YIMBY Action Executive Director Laura Foote argued that the developer only resorted to the 55-story tower after neighbors had opposed two earlier proposals, for an eight-story, 213-unit building and a 12-story, 400-unit building.
She said the concerns that the 50-story tower would cause a big “backlash” against pro-housing policies is overstated.
“People have been worried about backlash since the beginning of the pro-housing movement,” she said. “The NIMBYs will obviously want to use this project to freak people out, but I don’t think they are going to be very successful.”
She said hand-wringing about neighborhood character and architectural aesthetics is “not very compelling” when compared with a housing deficiency that has forced many into homelessness.
Meanwhile, developers Raelynn and John Hickey, will make their case on July 26 before the Zoning Board of Appeals — and it will not be the first time the couple has clashed with city officials.

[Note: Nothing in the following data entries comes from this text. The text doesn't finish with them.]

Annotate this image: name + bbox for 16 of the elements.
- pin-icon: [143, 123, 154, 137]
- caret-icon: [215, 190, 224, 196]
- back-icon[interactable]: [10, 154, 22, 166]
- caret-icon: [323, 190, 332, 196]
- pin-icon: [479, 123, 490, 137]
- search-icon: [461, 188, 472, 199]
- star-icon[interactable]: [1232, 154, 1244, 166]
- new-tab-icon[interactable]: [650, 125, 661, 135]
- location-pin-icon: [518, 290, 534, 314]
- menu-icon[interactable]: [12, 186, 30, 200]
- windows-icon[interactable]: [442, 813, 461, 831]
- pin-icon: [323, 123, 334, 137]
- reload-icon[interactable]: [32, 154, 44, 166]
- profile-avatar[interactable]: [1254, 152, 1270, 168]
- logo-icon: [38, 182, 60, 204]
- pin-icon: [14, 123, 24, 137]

In 2004, John Hickey proposed three 500-foot towers on India Basin in San Francisco’s Bayview-Hunters Point neighborhood. While that project was shot down by city planners, Hickey was convicted by a federal jury on two counts of securities fraud and eight counts of mail fraud after a three-week trial in U.S. District Court in San Francisco. He was found guilty of defrauding more than 700 investors and sentenced to 97 months in prison.
In a recent text, Raelynn Hickey said she has “been involved with affordable housing most of my life and it gives me great pleasure to have an opportunity to take part in developing more of this badly needed housing stock.”
Hickey said, in texts, she has “surrounded” herself with “some of the best quality consultants in the business, including architects, civil engineers, (mechanical) engineers, affordable housing consultants, land use attorneys, litigation attorneys, marketing consultants, land use attorneys, and many more.”